Seems like a good time to remind everyone that the Wikipedia article for Curtis LeMay , head of the strategic air command (ie bombing of Korea) during the Korean War, only mentions Korea 1 time and not until in the series of links at the bottom of the page.
And just a highlight of what that actually represents: "We went over there and fought the war and eventually burned down every town in North Korea anyway, some way or another, and some in South Korea, too." Pyongyang, which saw 75 percent of its area destroyed, was so devastated that bombing was halted as there were no longer any worthy targets.
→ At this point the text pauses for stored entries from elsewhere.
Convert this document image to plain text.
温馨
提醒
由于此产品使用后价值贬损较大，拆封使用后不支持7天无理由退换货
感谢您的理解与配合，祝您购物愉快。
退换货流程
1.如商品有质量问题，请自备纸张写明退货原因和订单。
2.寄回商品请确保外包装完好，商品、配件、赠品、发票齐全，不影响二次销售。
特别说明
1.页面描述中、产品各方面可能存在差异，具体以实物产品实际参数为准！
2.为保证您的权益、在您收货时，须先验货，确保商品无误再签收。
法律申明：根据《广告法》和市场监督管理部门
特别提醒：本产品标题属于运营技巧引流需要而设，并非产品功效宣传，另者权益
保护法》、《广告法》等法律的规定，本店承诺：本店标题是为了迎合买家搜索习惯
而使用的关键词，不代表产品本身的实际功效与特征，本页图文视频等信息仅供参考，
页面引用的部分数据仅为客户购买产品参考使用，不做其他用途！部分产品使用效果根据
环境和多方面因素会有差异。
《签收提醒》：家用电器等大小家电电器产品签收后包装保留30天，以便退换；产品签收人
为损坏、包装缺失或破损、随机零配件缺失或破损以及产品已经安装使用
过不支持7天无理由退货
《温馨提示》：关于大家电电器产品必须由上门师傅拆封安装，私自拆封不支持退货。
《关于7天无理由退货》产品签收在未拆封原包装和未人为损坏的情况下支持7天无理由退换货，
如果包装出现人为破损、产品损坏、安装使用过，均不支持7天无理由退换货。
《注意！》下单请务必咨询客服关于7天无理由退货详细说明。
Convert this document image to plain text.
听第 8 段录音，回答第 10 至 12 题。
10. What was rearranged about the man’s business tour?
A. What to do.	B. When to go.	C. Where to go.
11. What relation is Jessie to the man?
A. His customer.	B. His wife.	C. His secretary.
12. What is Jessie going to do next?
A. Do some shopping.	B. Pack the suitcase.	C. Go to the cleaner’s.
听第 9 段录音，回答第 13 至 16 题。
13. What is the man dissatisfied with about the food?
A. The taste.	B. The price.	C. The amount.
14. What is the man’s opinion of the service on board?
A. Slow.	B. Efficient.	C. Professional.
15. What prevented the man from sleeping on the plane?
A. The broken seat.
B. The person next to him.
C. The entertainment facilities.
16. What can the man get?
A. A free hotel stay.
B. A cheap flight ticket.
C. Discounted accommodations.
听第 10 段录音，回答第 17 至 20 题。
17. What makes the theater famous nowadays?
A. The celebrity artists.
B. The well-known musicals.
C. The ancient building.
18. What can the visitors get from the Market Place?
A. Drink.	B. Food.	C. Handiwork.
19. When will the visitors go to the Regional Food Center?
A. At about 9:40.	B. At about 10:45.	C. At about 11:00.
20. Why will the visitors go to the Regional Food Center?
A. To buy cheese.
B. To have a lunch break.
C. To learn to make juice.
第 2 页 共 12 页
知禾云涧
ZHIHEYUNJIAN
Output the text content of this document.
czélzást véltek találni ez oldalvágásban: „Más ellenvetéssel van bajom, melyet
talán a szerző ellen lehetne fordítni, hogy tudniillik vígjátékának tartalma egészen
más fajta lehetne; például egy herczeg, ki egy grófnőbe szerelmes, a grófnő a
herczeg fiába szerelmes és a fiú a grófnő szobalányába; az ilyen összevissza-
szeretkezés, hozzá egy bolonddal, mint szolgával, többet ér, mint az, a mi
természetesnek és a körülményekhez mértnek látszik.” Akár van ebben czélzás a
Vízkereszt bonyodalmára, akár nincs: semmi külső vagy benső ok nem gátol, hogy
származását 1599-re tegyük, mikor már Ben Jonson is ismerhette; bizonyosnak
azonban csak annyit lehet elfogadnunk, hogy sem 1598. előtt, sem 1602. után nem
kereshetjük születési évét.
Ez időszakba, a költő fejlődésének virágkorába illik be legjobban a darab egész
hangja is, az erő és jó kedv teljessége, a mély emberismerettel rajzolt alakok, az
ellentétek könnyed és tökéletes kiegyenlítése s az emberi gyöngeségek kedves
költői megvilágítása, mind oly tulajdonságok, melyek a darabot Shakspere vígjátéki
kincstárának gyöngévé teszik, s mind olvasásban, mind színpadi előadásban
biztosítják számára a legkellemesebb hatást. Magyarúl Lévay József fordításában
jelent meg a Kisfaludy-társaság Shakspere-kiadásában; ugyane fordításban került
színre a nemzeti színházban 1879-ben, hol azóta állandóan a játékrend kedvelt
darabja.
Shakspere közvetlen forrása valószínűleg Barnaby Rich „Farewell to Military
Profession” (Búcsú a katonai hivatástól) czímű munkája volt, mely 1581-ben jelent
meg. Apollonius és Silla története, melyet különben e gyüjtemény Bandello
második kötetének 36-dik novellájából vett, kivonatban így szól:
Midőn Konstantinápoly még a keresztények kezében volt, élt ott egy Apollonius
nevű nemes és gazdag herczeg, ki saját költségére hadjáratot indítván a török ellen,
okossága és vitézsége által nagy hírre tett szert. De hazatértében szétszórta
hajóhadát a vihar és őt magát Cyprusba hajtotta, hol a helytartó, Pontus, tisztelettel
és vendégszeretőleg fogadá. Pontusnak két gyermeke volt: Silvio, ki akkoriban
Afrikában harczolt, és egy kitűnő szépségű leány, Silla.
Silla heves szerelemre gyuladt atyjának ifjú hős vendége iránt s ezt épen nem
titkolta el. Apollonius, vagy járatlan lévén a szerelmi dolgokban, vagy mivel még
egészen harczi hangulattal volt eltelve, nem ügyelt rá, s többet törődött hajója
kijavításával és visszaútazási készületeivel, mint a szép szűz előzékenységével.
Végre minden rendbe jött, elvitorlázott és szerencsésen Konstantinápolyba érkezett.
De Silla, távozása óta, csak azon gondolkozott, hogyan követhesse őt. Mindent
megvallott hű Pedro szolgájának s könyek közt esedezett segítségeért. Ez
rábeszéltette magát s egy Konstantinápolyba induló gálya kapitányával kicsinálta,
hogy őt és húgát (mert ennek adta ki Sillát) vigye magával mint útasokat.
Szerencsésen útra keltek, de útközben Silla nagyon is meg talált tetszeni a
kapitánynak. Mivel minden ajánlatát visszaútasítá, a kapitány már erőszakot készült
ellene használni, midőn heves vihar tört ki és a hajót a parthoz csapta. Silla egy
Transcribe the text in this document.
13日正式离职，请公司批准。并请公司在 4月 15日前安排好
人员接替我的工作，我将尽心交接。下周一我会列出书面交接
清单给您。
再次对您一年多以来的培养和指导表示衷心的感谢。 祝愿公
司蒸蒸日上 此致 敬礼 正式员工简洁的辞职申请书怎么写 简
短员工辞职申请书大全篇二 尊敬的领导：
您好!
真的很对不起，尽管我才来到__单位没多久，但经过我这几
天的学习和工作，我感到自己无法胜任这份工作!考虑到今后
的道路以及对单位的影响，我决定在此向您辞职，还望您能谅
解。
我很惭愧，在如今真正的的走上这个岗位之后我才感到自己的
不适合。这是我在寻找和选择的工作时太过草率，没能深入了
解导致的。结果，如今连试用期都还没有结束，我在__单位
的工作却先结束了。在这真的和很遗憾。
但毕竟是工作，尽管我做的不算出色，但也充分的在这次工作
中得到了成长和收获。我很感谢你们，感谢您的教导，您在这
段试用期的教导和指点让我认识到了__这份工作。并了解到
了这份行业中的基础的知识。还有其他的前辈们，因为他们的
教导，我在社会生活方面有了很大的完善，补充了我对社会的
By the end of the campaign, US bombers had difficulty in finding targets and were reduced to bombing footbridges or jettisoning their bombs into the sea.
And German nazis call what happened to dresden "bombenholocaust"... :germany-cool:
Bomber Harris fly again.
Those fucks who were in Korea better stay grounded tho :stalin-gun-1:
uncritical support for the DPRK in its heroic struggle to liberate occupied Korea from the genocidal American empire
in the Blowback episode about Korea in the post-armistice era, they mention how by the 1970s, the DPRK had a higher quality of life for its people than almost all South Koreans, which was still under capitalist military dictatorship and had outrageous sweatshop conditions (https://en.wikipedia.org/wiki/Seoul_Peace_Market) as well as ongoing torture/death camps for organizers of work stoppages/slowdowns to improve conditions. the DPRK was very popular with its population while the southern puppet government was continually rocked by crisis. the DPRK was actually sending food aid to the South at this time.
the DPRK had improving economic relations within and outside of the socialist bloc, but after the soviet project collapsed, the US decided (in the same way they did with Cuba) to put the screws to the DPRK with brutal sanctions happening alongside the broader asian market crisis. then the DPRK became part of Bush's politically expedient Axis of Evil.
blowback makes a strong case for how the conditions of the Korean peninsula and relations between the north and south is generally a product of whatever insane domestic political project is going on in washington d.c. like the Korean War itself coinciding with the second red scare.
FOUND IT! Goddamn I'm the best hacker this site's ever seen :big-cool:
god the stupid fucking piglet is like "yeah but that was a long time ago [literally still in living memory of people in korea and america]"
like part of it is americans don't know history, but another part is that they're deeply averse to learning history or thinking history matters
they do similar shit with civil rights for black americans. "slavery and segregation were a long time ago." my mother has memories of being a little girl and black people in her town having to go to the theater through the back, i'm sure that kind of social situation and its consequences just magical evaporated into perfect equality over night.
Ruby Bridges is still alive and the shitstains who threw rocks at her are trying very hard to make it illegal to tell their grandkids about that.
"I would simply recover from a massive war while undergoing a brutal sanctions regime that's lasted for 70 years"
America might be able to do that simply because it is one of the largest, most resource rich, and most agriculturally productive nations to have ever existed. A tiny peninsula with some good farming and resources? Put the American people there and they would die.